Bildnachweis: Deutsche Bahn AG / Kai-Michael Neuhold

Waschanlage

Da Züge jeden Tag mehrere tausend Kilometer zurücklegen, werden sie auch schnell dreckig. Ähnlich wie Autos müssen sie dann auch regelmäßig in eine Waschanlage.

 

Bildnachweis: Deutsche Bahn AG / Jürgen Brefort

 

Dafür gibt es extra Waschanlagen für Züge. Dort werden sie mit sehr großen Bürsten geputzt, damit sie wieder schön sauber sind. Das dauert etwa 40 Minuten, danach kann der Zug wieder eingesetzt werden.

Weichen

Mit Hilfe von Weichen können Züge von einem Gleis auf ein anderes wechseln ohne anzuhalten. Früher wurden Weichen mit der Hand verstellt, heute geht das alles über elektrische Signale und aus der Ferne, ohne menschliche Muskelkraft.

 

Bildnachweis: Deutsche Bahn AG / Uwe Miethe

Weichenheizung

Mit Weichen kann man Züge von einem auf das andere Gleis leiten. Dafür schwenkt ein Gleisteil, was vorher neben bzw. zwischen zwei Gleisen lag, in die Richtung, in die der Zug weiterfahren soll. Kalte Temperaturen, Schnee und Eis können dazu führen, dass die Gleisteile miteinander vereisen. Dann kann das Gleisteil nicht ausschwenken und der Zug nicht weitergeleitet werden. Unfälle und Verkehrschaos wären die Folgen. Um das zu verhindern gibt es Weichenheizungen, die elektronisch oder mit Gas betrieben werden und die beweglichen Gleisteile auf bis zu 70 Grad aufheizen und das Eis schmelzen. Insgesamt sorgen in Deutschland 70 000 solcher Heizungen für einen reibungslosen Ablauf.

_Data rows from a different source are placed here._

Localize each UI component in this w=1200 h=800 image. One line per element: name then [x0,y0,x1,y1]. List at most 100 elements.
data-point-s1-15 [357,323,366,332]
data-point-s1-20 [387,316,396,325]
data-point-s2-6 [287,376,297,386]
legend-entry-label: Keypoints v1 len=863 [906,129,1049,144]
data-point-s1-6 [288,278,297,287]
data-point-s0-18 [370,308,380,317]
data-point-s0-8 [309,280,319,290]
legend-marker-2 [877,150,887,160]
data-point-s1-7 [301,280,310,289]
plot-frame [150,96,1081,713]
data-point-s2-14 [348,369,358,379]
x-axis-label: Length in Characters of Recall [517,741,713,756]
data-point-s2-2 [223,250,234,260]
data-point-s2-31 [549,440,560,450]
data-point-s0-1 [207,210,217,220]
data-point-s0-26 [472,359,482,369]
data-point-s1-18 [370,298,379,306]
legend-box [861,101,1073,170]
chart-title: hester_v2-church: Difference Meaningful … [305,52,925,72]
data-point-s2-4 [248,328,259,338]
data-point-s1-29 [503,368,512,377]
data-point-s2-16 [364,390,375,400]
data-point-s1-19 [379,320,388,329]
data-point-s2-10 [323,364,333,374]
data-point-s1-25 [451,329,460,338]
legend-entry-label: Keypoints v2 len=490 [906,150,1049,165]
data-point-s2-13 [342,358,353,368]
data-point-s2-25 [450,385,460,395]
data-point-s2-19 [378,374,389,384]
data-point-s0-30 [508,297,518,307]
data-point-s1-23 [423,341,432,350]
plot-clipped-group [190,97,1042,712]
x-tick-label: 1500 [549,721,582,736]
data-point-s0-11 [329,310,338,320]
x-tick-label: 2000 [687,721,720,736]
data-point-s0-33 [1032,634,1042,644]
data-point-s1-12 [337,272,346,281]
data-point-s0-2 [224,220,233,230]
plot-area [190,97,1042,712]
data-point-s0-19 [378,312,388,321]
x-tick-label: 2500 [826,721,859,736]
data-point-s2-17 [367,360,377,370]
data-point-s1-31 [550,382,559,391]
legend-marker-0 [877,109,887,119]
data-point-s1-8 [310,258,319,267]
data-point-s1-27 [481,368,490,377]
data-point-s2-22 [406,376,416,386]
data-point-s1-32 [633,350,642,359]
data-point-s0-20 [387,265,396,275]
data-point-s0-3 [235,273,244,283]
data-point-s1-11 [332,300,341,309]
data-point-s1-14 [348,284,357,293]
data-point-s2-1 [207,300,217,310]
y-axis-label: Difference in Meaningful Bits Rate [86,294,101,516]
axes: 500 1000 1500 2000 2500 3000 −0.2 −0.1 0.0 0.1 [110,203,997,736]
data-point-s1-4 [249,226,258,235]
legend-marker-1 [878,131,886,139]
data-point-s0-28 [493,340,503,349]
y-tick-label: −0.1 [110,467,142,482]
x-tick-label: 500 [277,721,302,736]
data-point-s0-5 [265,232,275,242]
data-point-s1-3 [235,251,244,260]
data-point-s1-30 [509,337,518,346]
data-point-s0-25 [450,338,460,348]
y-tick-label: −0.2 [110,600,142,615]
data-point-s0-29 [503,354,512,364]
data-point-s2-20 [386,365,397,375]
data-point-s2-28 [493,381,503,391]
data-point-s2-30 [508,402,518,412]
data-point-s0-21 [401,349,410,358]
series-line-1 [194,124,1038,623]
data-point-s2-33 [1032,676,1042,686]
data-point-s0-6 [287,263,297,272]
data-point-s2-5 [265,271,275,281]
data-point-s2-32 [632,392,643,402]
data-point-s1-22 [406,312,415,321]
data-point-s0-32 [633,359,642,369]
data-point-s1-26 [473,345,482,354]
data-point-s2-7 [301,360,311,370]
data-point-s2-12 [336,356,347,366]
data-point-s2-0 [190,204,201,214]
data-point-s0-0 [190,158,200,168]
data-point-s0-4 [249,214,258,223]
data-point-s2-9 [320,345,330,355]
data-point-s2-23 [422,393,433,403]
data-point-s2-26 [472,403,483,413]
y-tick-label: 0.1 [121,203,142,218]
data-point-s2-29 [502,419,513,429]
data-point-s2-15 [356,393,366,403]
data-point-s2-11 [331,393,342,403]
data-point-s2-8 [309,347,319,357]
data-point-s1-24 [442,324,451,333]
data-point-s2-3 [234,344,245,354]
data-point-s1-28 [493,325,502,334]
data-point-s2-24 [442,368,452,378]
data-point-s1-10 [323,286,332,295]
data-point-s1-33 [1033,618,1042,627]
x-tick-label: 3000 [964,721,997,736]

Wie sich die Bahn sonst für den Winter fit macht, erfährst du hier.

Bildnachweis: Volker Emersleben
Wendezug

Wie wendet man eigentlich einen Zug? Gerade wenn Züge in Kopfbahnhöfe fahren, also Bahnhöfe, bei denen aus der gleichen Richtung, in der man hineinfährt auch wieder hinausfährt ist es wichtig, dass der Zug „rückwärts“ fahren kann, also die Lok wieder am anderen Ende den Zug zieht. Deswegen gibt es Züge, die einen Triebwagen an jedem Ende haben. Die Lokführer:innen müssen dann von der vorderen Lok, durch den Zug, in die hintere Lok, die dann den Zug zieht. Das alles geht aber sogar ohne aufzustehen, da man manche Triebwagen sogar fernsteuern kann.